Un recente studio, pubblicato sul JAMA, ha cercato di identificare le caratteristiche emodinamiche e gli esiti clinici dei pazienti con ipertensione polmonare associata ad uno scompenso cardiaco con frazione di eiezione conservata.

I soggetti inclusi nell’analisi sono stati classificati in tre gruppi. Nel primo sono stati inclusi quelli senza ipertensione polmonare, ovvero con una pressione arteriosa polmonare media inferiore ai 25mmHg). Nel secondo gruppo sono stati inclusi pazienti con ipertensione polmonare precapillare (pressione arteriosa polmonare media ≥25mmHg, pressione di incuneamento polmonare ≤15 mm Hg) e nel terzo quelli con ipertensione polmonare nel contesto di una cardiopatia sinistra (pressione arteriosa polmonare media ≥25mmHg; pressione di incuneamento polmonare > 15mmHg). I soggetti inclusi in quest’ultimo gruppo sono stati ulteriormente suddivisi in base alla frazione di eiezione, utilizzando il limite del 45%.

L’endpoint principale è stato l’intervallo di tempo al decesso per qualsiasi causa. L’endpoint secondario era il tempo all’ospedalizzazione e all’ospedalizzazione cardiovascolare.

In base ai risultati del cateterismo cardiaco destro eseguito alla visita basale, 3.801 soggetti sono stati inclusi nel primo gruppo, 1.601 nel secondo e 4.621 nel terzo, di cui il 25,8% con frazione di eiezione preservata.

Nel corso di un follow-up mediano di 1.578 giorni, sono stati registrati 4.925 decessi e la sopravvivenza è risultata significativamente peggiore nel secondo e terzo gruppo, così come le ospedalizzazioni.

La mortalità per i pazienti con frazione di eiezione ridotta è risultata simile a quella dei pazienti con frazione di eiezione conservata o ridotta, ma le ospedalizzazioni sono state molto più frequenti nei pazienti con frazione di eiezione ridotta, mentre quelli con frazione di eiezione conservata hanno registrato più ricoveri rispetto a quelli con ipertensione polmonare precapillare.
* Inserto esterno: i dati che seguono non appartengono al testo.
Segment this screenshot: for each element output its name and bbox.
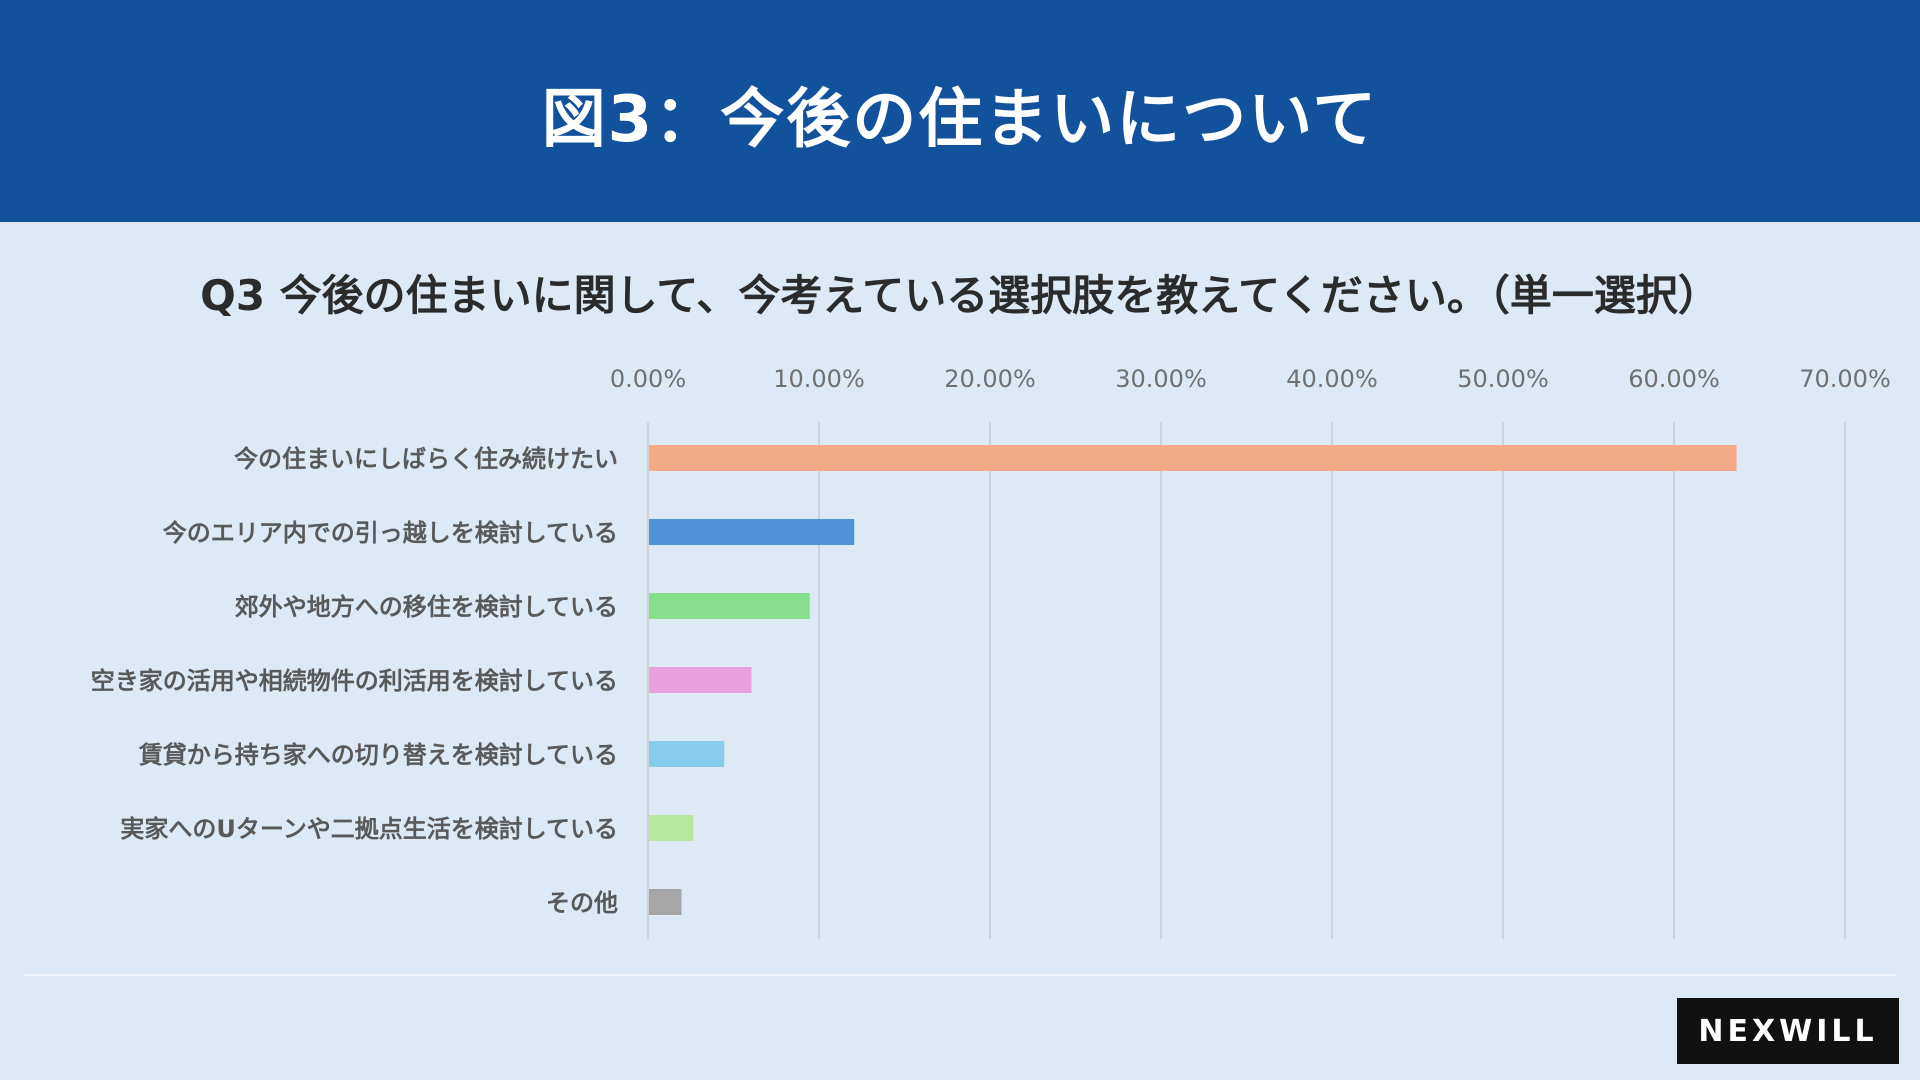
category-label: その他 <box>546 889 618 917</box>
x-tick-label: 50.00% <box>1457 365 1549 393</box>
x-tick-label: 40.00% <box>1286 365 1378 393</box>
category-label: 今の住まいにしばらく住み続けたい <box>234 445 618 473</box>
bar <box>649 889 682 915</box>
page-title: 図3：今後の住まいについて <box>541 83 1379 157</box>
bar <box>649 741 725 767</box>
x-tick-label: 0.00% <box>610 365 686 393</box>
category-label: 郊外や地方への移住を検討している <box>235 593 618 621</box>
question-text: Q3 今後の住まいに関して、今考えている選択肢を教えてください。（単一選択） <box>200 271 1720 320</box>
nexwill-logo: NEXWILL <box>1677 998 1899 1064</box>
category-label: 今のエリア内での引っ越しを検討している <box>163 519 618 547</box>
bar <box>649 815 694 841</box>
x-tick-label: 60.00% <box>1628 365 1720 393</box>
x-tick-label: 20.00% <box>944 365 1036 393</box>
header-banner: 図3：今後の住まいについて <box>0 0 1920 222</box>
x-tick-label: 10.00% <box>773 365 865 393</box>
bar-chart: 0.00% 10.00% 20.00% 30.00% 40.00% 50.00% 60.00… <box>91 365 1891 939</box>
category-label: 実家へのUターンや二拠点生活を検討している <box>120 815 618 843</box>
category-label: 賃貸から持ち家への切り替えを検討している <box>138 741 618 769</box>
logo-text: NEXWILL <box>1698 1013 1878 1049</box>
chart-panel: 0.00% 10.00% 20.00% 30.00% 40.00% 50.00% 60.00… <box>24 354 1896 976</box>
category-label: 空き家の活用や相続物件の利活用を検討している <box>91 667 618 695</box>
bar <box>649 445 1737 471</box>
bar <box>649 519 855 545</box>
bar <box>649 593 810 619</box>
x-tick-label: 30.00% <box>1115 365 1207 393</box>
x-tick-label: 70.00% <box>1799 365 1891 393</box>
bar <box>649 667 752 693</box>
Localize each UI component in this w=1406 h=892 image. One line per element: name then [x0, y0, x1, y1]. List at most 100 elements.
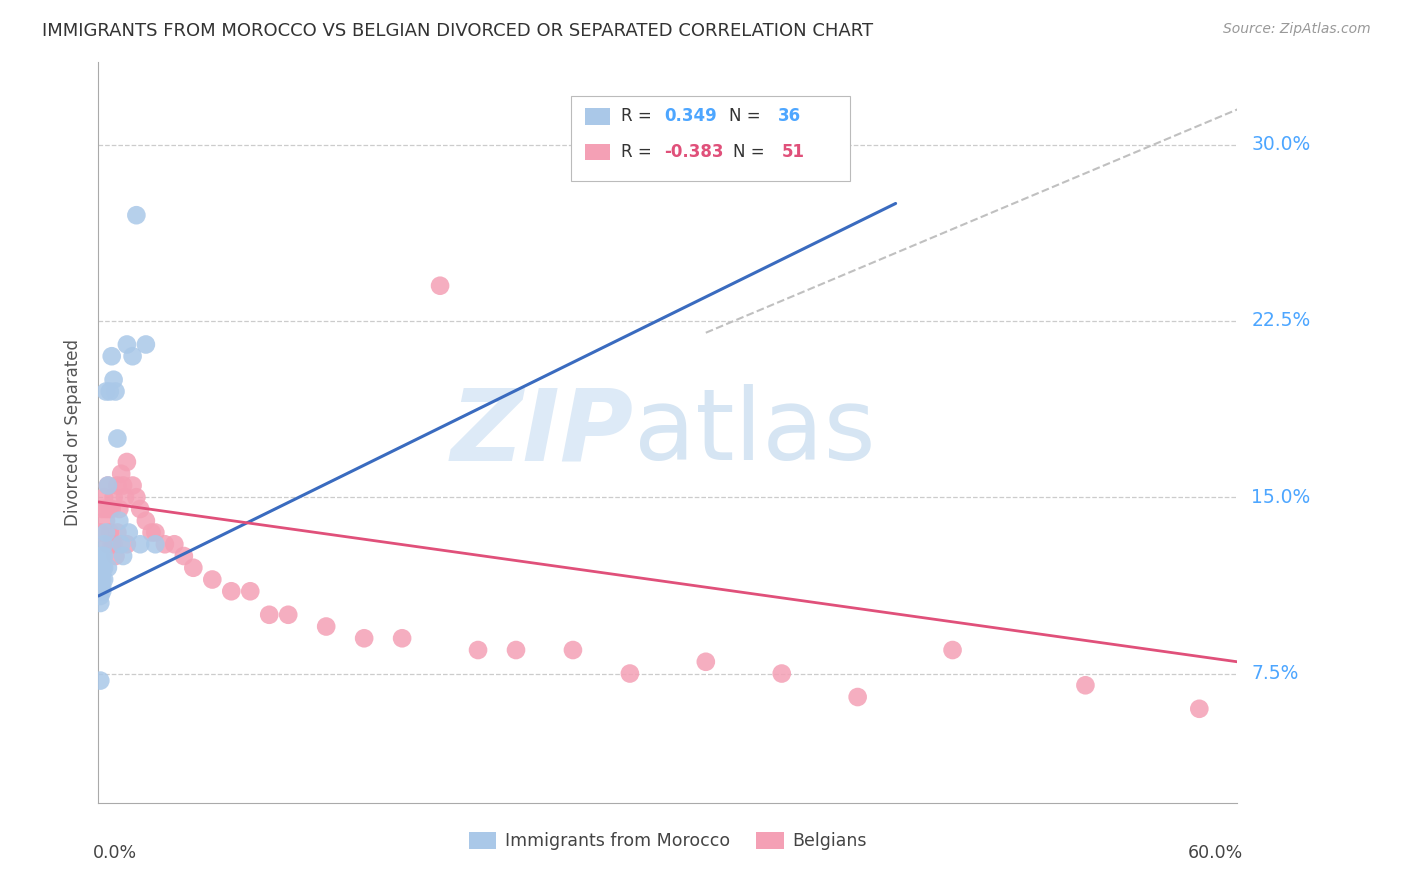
Point — [125, 490, 148, 504]
Point — [91, 561, 114, 575]
Point — [103, 373, 125, 387]
Point — [942, 643, 965, 657]
Point — [846, 690, 869, 704]
Text: 30.0%: 30.0% — [1251, 136, 1310, 154]
Point — [114, 490, 136, 504]
Point — [89, 573, 111, 587]
Point — [110, 467, 132, 481]
Text: N =: N = — [733, 143, 769, 161]
Point — [98, 502, 121, 516]
Point — [1074, 678, 1097, 692]
Point — [145, 537, 167, 551]
Point — [100, 537, 122, 551]
Point — [695, 655, 717, 669]
Point — [103, 537, 125, 551]
Point — [89, 596, 111, 610]
Point — [112, 478, 135, 492]
Point — [221, 584, 243, 599]
Text: R =: R = — [621, 108, 657, 126]
Text: 15.0%: 15.0% — [1251, 488, 1310, 507]
Point — [135, 337, 157, 351]
Text: N =: N = — [730, 108, 766, 126]
FancyBboxPatch shape — [585, 108, 610, 125]
Point — [98, 384, 121, 399]
Text: 60.0%: 60.0% — [1188, 844, 1243, 862]
Point — [97, 478, 120, 492]
Point — [108, 502, 131, 516]
Point — [107, 478, 129, 492]
Point — [104, 549, 127, 563]
Point — [391, 632, 413, 646]
Point — [163, 537, 186, 551]
Point — [562, 643, 585, 657]
Point — [94, 514, 117, 528]
Point — [94, 384, 117, 399]
Point — [89, 584, 111, 599]
Point — [239, 584, 262, 599]
Point — [353, 632, 375, 646]
Point — [115, 537, 138, 551]
Text: Source: ZipAtlas.com: Source: ZipAtlas.com — [1223, 22, 1371, 37]
Point — [467, 643, 489, 657]
Point — [108, 514, 131, 528]
Point — [93, 561, 115, 575]
Point — [89, 561, 111, 575]
Point — [135, 514, 157, 528]
Point — [141, 525, 163, 540]
Point — [145, 525, 167, 540]
Text: 36: 36 — [779, 108, 801, 126]
Text: ZIP: ZIP — [451, 384, 634, 481]
Point — [100, 502, 122, 516]
Point — [97, 478, 120, 492]
Point — [1188, 702, 1211, 716]
Point — [103, 490, 125, 504]
Point — [89, 525, 111, 540]
Point — [183, 561, 205, 575]
Point — [201, 573, 224, 587]
Point — [100, 349, 122, 363]
Point — [112, 549, 135, 563]
Point — [93, 490, 115, 504]
Point — [89, 573, 111, 587]
Text: 51: 51 — [782, 143, 804, 161]
Text: R =: R = — [621, 143, 657, 161]
Point — [121, 478, 143, 492]
Point — [121, 349, 143, 363]
Point — [107, 525, 129, 540]
Point — [173, 549, 195, 563]
Point — [129, 502, 152, 516]
Text: -0.383: -0.383 — [665, 143, 724, 161]
Point — [91, 573, 114, 587]
Point — [91, 580, 114, 594]
FancyBboxPatch shape — [585, 144, 610, 161]
Y-axis label: Divorced or Separated: Divorced or Separated — [65, 339, 83, 526]
Point — [107, 432, 129, 446]
Point — [98, 525, 121, 540]
Point — [89, 673, 111, 688]
Point — [129, 537, 152, 551]
Point — [505, 643, 527, 657]
Text: 7.5%: 7.5% — [1251, 664, 1299, 683]
Point — [315, 619, 337, 633]
Legend: Immigrants from Morocco, Belgians: Immigrants from Morocco, Belgians — [461, 825, 875, 857]
Point — [153, 537, 176, 551]
Point — [97, 561, 120, 575]
Point — [89, 549, 111, 563]
Text: 0.349: 0.349 — [665, 108, 717, 126]
Text: 22.5%: 22.5% — [1251, 311, 1310, 330]
Point — [429, 278, 451, 293]
Point — [277, 607, 299, 622]
Point — [91, 502, 114, 516]
Point — [94, 525, 117, 540]
Point — [259, 607, 281, 622]
Point — [125, 208, 148, 222]
Point — [94, 502, 117, 516]
Point — [110, 537, 132, 551]
Point — [115, 337, 138, 351]
Text: IMMIGRANTS FROM MOROCCO VS BELGIAN DIVORCED OR SEPARATED CORRELATION CHART: IMMIGRANTS FROM MOROCCO VS BELGIAN DIVOR… — [42, 22, 873, 40]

Tra i pazienti con frazione di eiezione preservata, la sopravvivenza era significativamente peggiore in quelli con gradiente transpolmonare di 12mmHg o più, nei soggetti con resistenze vascolari polmonari di 3 unità Woods o più e in quelli con gradiente di pressione diastolica maggiore o uguale a 7mmHg.

Questo studio sembra quindi dimostrare non solo che i casi di pazienti con scompenso cardiaco e frazione di eiezione preservata sono piuttosto comuni, ma anche che semplici indici emodinamici, quali il gradiente transpolmonare, le resistenze vascolari polmonari e il gradiente di pressione diastolica, sono importanti indici predittivi di mortalità e ospedalizzazione.

 

JAMA

Rebecca R. Vanderpool, et al. Association Between Hemodynamic Markers of Pulmonary Hypertension and Outcomes in Heart Failure With Preserved Ejection Fraction. JAMA Cardiol. Published online March 14, 2018.